Under the Human Rights Act and the European Convention on Rights it could equally be asked: Weren’t her rights denied when her landlord, with full knowledge of her grave disabilities, failed to successfully find a suitable ground-floor flat after living on the 5th floor of a block of flats for more than six years?

And during the whole of that time failed to remove a raised stone entrance to her front door which meant that either carers or neighbours had to carefully push her wheelchair over the step each time she left or returned to her home.

And when no one was around, she somehow had to manoeuvre her wheelchair over the step, however long it took or however painful or uncomfortable.

To remove the step would have taken the council a day or two. 

But in her years of confinement to a wheelchair this task was not carried out. 

Without putting too fine a point on it, weren’t her human rights infringed here? 

Is it possible the step was not removed because all evidence so far suggests that, extraordinarily enough, she does not appear to have been actually visited at her home by a representative of the council.

If she was, then it should have been obvious that the step needed to be removed.

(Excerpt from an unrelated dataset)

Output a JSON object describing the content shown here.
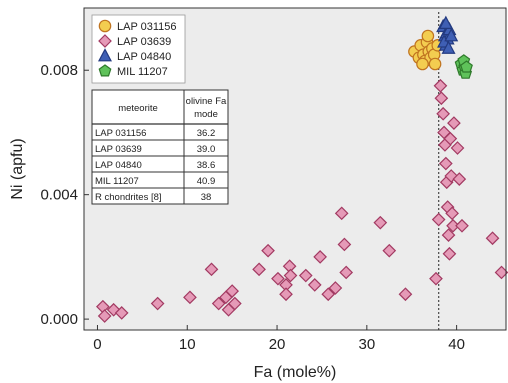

Evidence suggests she was certainly seen by council representatives but not that a proper face-to-face discussion was held in her home.

Moreover, all contact between the council and Ms Spencer appears to have ceased from the summer of 2009 until her death earlier  this year.

In a letter written by Ms Spencer last year – we do not know whether it was sent to the council – she warned that if she was not given help she would be found dead on the floor.

That, in fact, is what happened.

Only a proper inquiry will unearth the tragic facts leading to the death of a middle-aged woman who once worked in the community as a teacher. An inquiry would also help the council to avoid a repetition of such a tragedy as much as it is possible to do so.